In September 2007 I was President of the Law Society of England & Wales and called upon to give an anniversary lecture to celebrate 100 years of Halsbury’s Laws of England. My fellow lecturer on this occasion was Geoffrey Voss QC, then Chairman of the Bar Council, now Sir Geoffrey Voss Chancellor of the High Court of Justice and an Appeal Court Judge. An examination of the respective careers of Sir Geoffrey and myself since the both of us retired from office tells its own story. I am looking forward to meeting him again when we speak at the Liverpool Law Society Dinner on the 1st November this year as I found him a very able and also very generous and kind person.
For my speech, I undertook some research into the qualification process for Solicitors through history. The oldest examination paper we could find dated from 1932. The paper was, to say the least, rather general containing questions such as:-
- God made the country, man made the town, but the devil made the suburbs; discuss.
Or –
- Write a correspondence between two exceedingly polite gentlemen each of whom is convinced that the other is trying to swindle him.
Or –
- Write a ghost story which need not be original. (I kid you not.)

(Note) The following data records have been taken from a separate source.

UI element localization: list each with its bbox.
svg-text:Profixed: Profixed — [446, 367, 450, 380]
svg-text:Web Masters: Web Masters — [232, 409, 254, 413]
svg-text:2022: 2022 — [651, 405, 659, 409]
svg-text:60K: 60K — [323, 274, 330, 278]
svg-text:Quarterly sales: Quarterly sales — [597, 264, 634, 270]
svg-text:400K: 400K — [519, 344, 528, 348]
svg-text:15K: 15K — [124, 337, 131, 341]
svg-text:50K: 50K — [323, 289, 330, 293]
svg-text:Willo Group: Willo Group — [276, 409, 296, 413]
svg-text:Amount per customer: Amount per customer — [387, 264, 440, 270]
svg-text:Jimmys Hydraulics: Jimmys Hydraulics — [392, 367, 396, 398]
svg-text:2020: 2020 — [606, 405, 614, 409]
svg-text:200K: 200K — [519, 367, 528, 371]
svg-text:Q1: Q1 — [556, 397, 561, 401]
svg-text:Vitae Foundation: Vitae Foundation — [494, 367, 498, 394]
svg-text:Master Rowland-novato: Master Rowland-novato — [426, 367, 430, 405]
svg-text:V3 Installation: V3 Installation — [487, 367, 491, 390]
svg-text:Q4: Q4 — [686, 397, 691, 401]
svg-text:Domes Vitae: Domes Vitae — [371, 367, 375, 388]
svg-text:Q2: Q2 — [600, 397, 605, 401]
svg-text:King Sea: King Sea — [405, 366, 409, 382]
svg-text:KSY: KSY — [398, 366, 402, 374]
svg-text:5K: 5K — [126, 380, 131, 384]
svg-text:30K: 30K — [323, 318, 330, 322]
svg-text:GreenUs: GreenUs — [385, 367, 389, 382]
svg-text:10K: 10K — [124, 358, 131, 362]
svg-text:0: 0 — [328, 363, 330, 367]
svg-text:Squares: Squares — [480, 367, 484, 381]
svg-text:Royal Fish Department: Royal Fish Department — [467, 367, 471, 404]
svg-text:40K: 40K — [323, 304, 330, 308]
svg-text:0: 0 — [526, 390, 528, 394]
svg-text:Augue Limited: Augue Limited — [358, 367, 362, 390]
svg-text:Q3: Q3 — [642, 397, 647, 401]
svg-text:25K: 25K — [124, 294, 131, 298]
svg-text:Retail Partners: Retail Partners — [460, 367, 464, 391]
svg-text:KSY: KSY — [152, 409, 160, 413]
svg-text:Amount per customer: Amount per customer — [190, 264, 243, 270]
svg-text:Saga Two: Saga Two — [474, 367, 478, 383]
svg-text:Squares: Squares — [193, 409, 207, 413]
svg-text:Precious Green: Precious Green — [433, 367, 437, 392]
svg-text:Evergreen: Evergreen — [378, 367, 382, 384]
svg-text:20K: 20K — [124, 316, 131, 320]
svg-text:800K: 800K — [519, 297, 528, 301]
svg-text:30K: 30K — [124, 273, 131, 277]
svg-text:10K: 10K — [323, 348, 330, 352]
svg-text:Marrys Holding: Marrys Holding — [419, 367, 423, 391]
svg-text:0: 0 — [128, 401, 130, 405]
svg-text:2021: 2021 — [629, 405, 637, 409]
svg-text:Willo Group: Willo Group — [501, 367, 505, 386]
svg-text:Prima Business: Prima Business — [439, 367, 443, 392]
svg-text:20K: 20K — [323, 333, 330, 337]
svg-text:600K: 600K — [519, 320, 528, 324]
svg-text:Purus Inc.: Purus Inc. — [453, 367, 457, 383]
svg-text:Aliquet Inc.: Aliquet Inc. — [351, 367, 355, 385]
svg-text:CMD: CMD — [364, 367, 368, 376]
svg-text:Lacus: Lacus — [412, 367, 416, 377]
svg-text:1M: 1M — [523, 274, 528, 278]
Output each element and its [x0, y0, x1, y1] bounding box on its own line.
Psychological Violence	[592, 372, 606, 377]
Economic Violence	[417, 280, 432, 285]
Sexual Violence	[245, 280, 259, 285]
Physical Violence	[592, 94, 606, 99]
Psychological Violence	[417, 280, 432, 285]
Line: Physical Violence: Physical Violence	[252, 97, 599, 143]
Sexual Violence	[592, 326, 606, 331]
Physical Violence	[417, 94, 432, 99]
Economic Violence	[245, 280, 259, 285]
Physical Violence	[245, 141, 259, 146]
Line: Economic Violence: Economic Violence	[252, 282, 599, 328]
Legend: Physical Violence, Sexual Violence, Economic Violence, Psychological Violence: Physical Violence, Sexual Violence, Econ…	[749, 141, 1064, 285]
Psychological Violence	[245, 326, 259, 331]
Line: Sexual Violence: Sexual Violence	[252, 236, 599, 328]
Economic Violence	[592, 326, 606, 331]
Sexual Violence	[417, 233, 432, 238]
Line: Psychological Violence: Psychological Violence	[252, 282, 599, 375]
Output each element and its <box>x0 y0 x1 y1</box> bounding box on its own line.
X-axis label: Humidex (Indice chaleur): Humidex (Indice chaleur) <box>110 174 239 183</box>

No doubt the Law Society then saw their lawyers as men of affairs but how this sorted out the men from the boys I am not quite sure. By the time I qualified in 1970, cramming law schools had become the order of the day. How much legal facts could you cram in and then regurgitate in a very short period of time. The courses were six months long and covered 12 separate modules. A final examination was undertaken after which you crawled away for a couple of weeks to recuperate. The results were published in the Times some months later. To my amazement I passed the lot first time before scooting off on VSO to teach English to tin miners in Indonesia, a much more satisfactory method of education for me (not sure about the miners).
My method of qualifying as a solicitor was hardly an improvement on the system in 1932. It replaced the ability to write creatively with the aptitude to store facts for a limited period of time. The level of lawyers produced was quite another question. So in 1993 the Legal Practice Course (LPC) replaced the Solicitors Final Examination. This was heralded as a much more practical test of a person’s aptitude to provide legal services to the consumer. The Law Society delegated the Exam to the Law Colleges and Universities and the cost of the provision of the course has continued to rise. A Law Degree now followed by the LPC makes this a test in ability to fund the courses as much as anything else. The size of the purse or the stamina to work whilst studying is the real test to be able to qualify as a Solicitor.
The SRA are now about to introduce the Solicitors Qualifying Examination. They are moving back to a unified test which seeks to be academically challenging whilst testing your knowledge of the practical application of the law. We have no idea about the cost of this exam, nor have we seen any examination papers, but there is already criticism of the multi choice question format proposed. On the whole, a move away from the strangle hold of the academic institutions I think is wise.
However the most important aspect of legal education is, as it has always been in England and Wales, a period of two years’ experience of working in a solicitor’s office. Fortunately this will not change although the formality of the training contract is removed. For our part, Jackson Lees will continue to develop its own Training Academy. We know what we want our lawyers to be able to do. Yes they need to know the law but they also need to handle cases efficiently, understand the point of view of our clients and speak to them properly. These skills are unlikely to be high on the agenda of the SRA but they will remain top of ours.